The United States and South Korea have suspended "another major joint military exercise to give the diplomatic process with North Korea 'every opportunity to continue.'" Exercise Vigilant Ace, which last year "involved 12,000 US troops and some 230 military aircraft from the US and South Korea," was due to take place in December. Trump has canceled other operations in the past, which Gen. Robert Abrams said "had resulted in a 'slight degradation' to the readiness of US and Korean troops," but were a "prudent risk" to improve improve relations with Pyongyang.
"Treasury Secretary Steven Mnuchin has decided to take part in an anti-terror finance meeting with Saudi security officials and their Middle Eastern counterparts in Riyadh later this month, opting to attend despite growing global outrage over the suspected murder of a U.S.-based journalist at the hands of Saudi operatives, according to three people familiar with his travel plans. The security gathering next week is separate from a Riyadh financial summit that Mnuchin announced on Thursday he would not attend."
"Steve Penny, the former president and CEO of USA Gymnastics, has been indicted on a felony count of tampering with evidence" in the sexual assault case against disgraced USA gymnastics physician Larry Nassar. Nassar was found guilty in January of sexually abusing dozens of young gymnasts, and was sentenced to 40 to 175 years in prison. Penny, who was arrested on Wednesday in Gatlinburg, Tennessee, "is accused of ordering the removal of documents from the Karolyi Ranch in Texas," where much of Nassar's abuse occurred.
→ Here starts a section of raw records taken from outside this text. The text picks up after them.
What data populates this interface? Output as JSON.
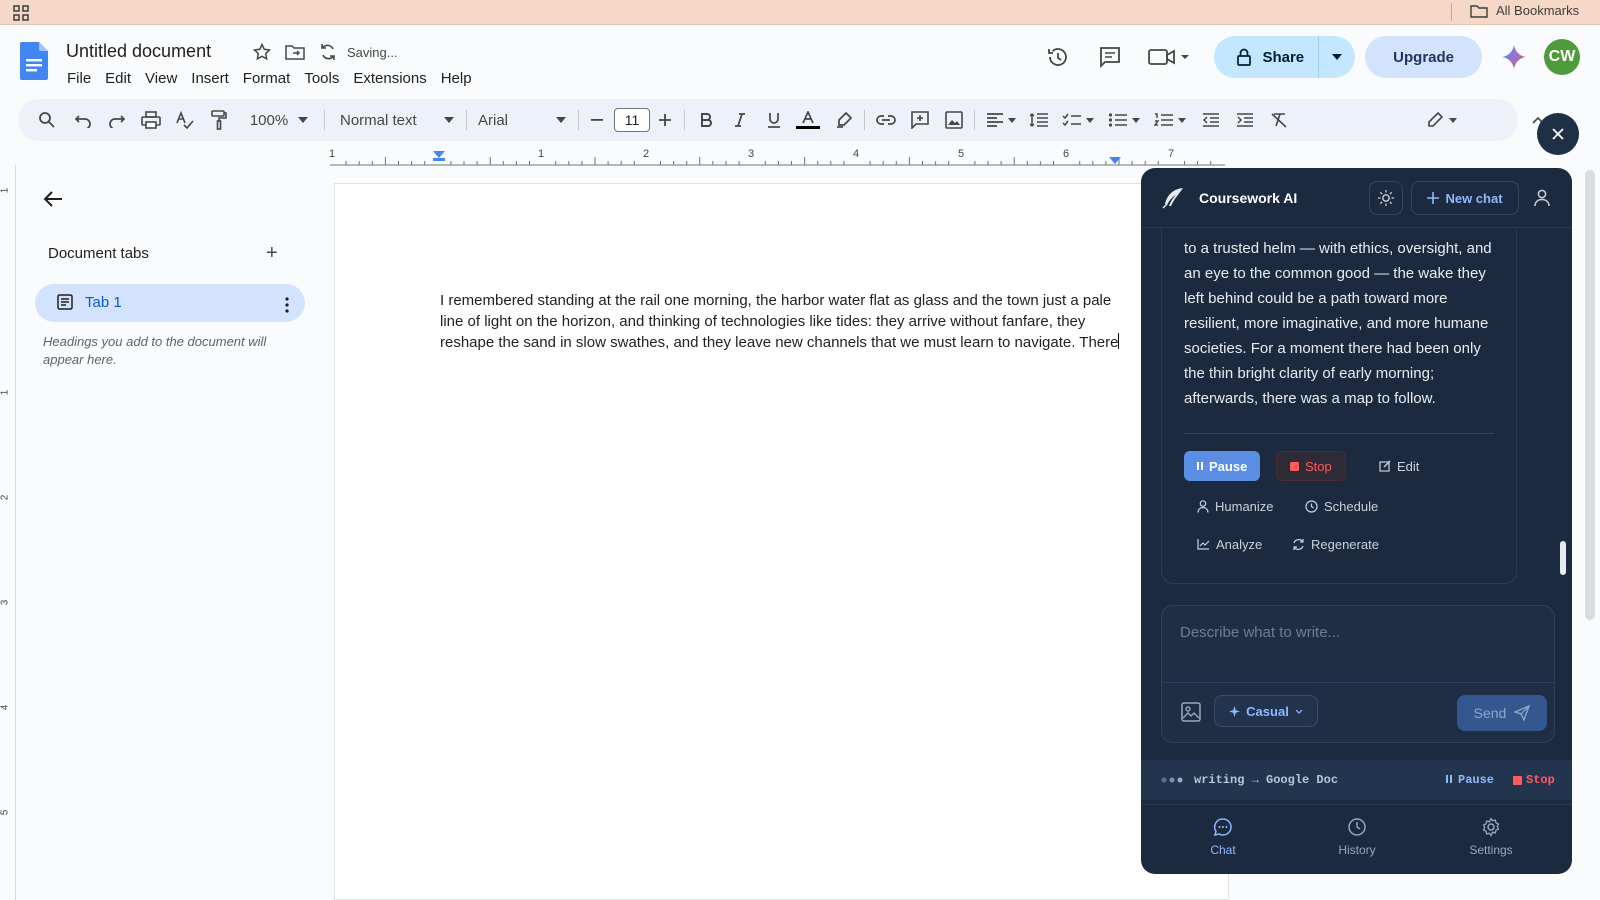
{
  "browser": {
    "bookmarks_label": "All Bookmarks"
  },
  "doc": {
    "title": "Untitled document",
    "status": "Saving...",
    "menu": [
      "File",
      "Edit",
      "View",
      "Insert",
      "Format",
      "Tools",
      "Extensions",
      "Help"
    ]
  },
  "header": {
    "share_label": "Share",
    "upgrade_label": "Upgrade",
    "avatar_initials": "CW"
  },
  "toolbar": {
    "zoom": "100%",
    "style": "Normal text",
    "font": "Arial",
    "font_size": "11"
  },
  "ruler": {
    "numbers": [
      "1",
      "1",
      "2",
      "3",
      "4",
      "5",
      "6",
      "7"
    ]
  },
  "vruler": {
    "numbers": [
      "1",
      "1",
      "2",
      "3",
      "4",
      "5"
    ]
  },
  "left_panel": {
    "title": "Document tabs",
    "tab_label": "Tab 1",
    "hint": "Headings you add to the document will appear here."
  },
  "document": {
    "body": "I remembered standing at the rail one morning, the harbor water flat as glass and the town just a pale line of light on the horizon, and thinking of technologies like tides: they arrive without fanfare, they reshape the sand in slow swathes, and they leave new channels that we must learn to navigate. There"
  },
  "ai_panel": {
    "title": "Coursework AI",
    "new_chat": "New chat",
    "message": "to a trusted helm — with ethics, oversight, and an eye to the common good — the wake they left behind could be a path toward more resilient, more imaginative, and more humane societies. For a moment there had been only the thin bright clarity of early morning; afterwards, there was a map to follow.",
    "actions": {
      "pause": "Pause",
      "stop": "Stop",
      "edit": "Edit",
      "humanize": "Humanize",
      "schedule": "Schedule",
      "analyze": "Analyze",
      "regenerate": "Regenerate"
    },
    "input_placeholder": "Describe what to write...",
    "tone": "Casual",
    "send": "Send",
    "status": {
      "text": "writing → Google Doc",
      "pause": "Pause",
      "stop": "Stop"
    },
    "nav": {
      "chat": "Chat",
      "history": "History",
      "settings": "Settings"
    },
    "colors": {
      "panel_bg": "#1c2a3f",
      "accent": "#8fb8ff",
      "stop": "#ff5b5b",
      "pause_btn": "#5b8fe6"
    }
  }
}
Defense attorneys involved in the Mueller probe say the public "shouldn’t expect a comprehensive and presidency-wrecking account of Kremlin meddling and alleged obstruction of justice by Trump — not to mention an explanation of the myriad subplots that have bedeviled lawmakers, journalists and amateur Mueller sleuths. ... Perhaps most unsatisfying: Mueller’s findings may never even see the light of day."